FINRA Rule 3110: Supervision

Last month, Stephens Inc. was censured by FINRA and fined $900,000 for failing to properly supervise “flash” emails sent by its research department.  According to FINRA Rule 3110, firms must have supervisory procedures established which include procedures for the review of incoming and outgoing written (including electronic) correspondence and internal communications relating to the member’s investment banking or securities business. The issue began when Stephens Inc.’s research analysts sent flash emails to the sales and trading personnel.  Although the research analysts sent the flash emails internally, the lack of supervision created the risk that material non-public information may have been included in the emails which could lead to misuse by the sales and trading personnel.

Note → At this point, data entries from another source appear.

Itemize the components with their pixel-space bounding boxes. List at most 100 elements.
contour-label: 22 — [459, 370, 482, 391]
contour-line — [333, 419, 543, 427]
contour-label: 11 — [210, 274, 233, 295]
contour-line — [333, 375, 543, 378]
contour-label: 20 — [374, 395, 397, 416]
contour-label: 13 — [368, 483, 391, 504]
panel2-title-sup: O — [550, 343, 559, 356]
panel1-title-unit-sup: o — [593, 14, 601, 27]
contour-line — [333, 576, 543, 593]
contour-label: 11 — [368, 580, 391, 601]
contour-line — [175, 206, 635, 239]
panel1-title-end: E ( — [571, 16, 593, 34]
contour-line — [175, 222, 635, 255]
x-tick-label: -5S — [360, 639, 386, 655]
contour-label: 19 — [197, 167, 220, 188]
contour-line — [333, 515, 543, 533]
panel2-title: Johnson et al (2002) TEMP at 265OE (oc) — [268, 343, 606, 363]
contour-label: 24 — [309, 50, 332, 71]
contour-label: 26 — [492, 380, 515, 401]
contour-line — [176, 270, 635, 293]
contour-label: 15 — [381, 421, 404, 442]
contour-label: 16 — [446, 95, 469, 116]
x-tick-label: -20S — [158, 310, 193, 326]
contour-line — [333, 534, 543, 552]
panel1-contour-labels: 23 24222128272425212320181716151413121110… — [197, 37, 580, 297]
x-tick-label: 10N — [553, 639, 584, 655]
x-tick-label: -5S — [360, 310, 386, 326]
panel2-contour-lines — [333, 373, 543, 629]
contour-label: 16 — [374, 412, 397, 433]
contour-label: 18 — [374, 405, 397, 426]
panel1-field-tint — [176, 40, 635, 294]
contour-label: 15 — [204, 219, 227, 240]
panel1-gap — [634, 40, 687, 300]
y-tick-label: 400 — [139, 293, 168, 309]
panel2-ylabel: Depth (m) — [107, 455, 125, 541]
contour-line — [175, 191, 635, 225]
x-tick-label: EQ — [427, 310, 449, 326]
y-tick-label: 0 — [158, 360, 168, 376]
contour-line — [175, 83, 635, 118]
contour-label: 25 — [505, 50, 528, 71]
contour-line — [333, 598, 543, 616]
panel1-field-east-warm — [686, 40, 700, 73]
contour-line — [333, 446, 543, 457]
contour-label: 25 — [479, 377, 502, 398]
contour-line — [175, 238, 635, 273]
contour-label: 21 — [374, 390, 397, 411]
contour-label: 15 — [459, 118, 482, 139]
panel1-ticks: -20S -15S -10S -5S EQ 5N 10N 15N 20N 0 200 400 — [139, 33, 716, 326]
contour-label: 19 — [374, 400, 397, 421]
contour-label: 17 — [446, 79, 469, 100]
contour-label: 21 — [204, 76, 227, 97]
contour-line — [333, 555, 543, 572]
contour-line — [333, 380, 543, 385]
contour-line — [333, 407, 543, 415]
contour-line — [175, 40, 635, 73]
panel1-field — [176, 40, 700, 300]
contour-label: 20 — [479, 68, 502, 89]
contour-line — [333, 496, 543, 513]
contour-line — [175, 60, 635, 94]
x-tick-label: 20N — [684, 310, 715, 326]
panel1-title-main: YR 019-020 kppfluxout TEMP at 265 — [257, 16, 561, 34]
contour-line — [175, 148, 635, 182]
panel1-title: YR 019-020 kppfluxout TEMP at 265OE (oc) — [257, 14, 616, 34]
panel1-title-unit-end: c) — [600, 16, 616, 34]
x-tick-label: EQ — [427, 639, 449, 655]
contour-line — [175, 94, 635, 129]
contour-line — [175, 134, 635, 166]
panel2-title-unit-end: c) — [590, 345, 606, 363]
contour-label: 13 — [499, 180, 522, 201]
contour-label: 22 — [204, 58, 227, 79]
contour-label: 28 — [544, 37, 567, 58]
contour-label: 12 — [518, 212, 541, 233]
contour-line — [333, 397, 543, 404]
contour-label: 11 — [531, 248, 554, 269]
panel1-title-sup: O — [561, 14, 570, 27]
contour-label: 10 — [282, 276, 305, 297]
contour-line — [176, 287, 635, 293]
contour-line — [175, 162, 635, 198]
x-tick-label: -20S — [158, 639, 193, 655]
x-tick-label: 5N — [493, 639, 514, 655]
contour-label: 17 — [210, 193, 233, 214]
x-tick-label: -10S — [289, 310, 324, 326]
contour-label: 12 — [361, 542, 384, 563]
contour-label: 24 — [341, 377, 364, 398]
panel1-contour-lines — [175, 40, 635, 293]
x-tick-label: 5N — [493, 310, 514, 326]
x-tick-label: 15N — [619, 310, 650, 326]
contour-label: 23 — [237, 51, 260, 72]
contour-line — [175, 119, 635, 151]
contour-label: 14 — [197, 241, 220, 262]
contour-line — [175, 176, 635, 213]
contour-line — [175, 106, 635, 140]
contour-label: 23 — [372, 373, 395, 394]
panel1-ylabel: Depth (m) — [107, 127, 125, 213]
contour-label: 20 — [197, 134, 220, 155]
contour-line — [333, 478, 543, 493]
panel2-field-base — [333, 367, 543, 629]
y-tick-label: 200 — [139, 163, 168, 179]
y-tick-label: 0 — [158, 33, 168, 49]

The risk of misuse was founded on the basis that the flash emails contained publicly available news and insights regarding covered companies that the firm’s customers might be interested in.  The sales and trading personnel used the content in the flash emails for discussions with customers.  This opened the door for the possibility that the sales and trading personnel could have revealed non-public information to customers during these discussions.  From its investigation, FINRA determined that for a period of at least three years, the firm failed to supervision the adequacy and distribution of the flash emails.  During the same time period, FINRA found that Stephens Inc. failed to establish written supervisory procedures concerning trading related to the flash emails.

Although the research analysts sent the flash emails internally, what FINRA discovered next was even more troublesome.  It was discovered that firm personnel forwarded flash emails marked “internal use only” to customers.  In another discovery, FINRA found that information from an unapproved research report was cut and pasted into a separate email and then sent to a customer.  The firm’s personnel were able to violate FINRA Rule 3110 without being detected by the firm because the firm lacked effective monitoring and supervisory systems that would alert it to the violations.   The matter was settled as Stephens Inc. neither admitted nor denied the charges, but consented to entry of FINRA’s findings.

The case of Stephens Inc. is a reminder to all firms that the supervision of broker-dealers must include written supervisory procedures concerning the supervision of correspondences and internal communications relating to the member’s investment banking or securities business.  At a minimum, many firms have procedures in place that require that email reviews are performed on a regular basis to ensure that the firm has insight into what is being sent and can be alerted if there are any red flags.  That may be a good starting point for some firms.  However, it should not be the only procedure implemented. One thing is for certain: violating FINRA Rule 3110 can be costly.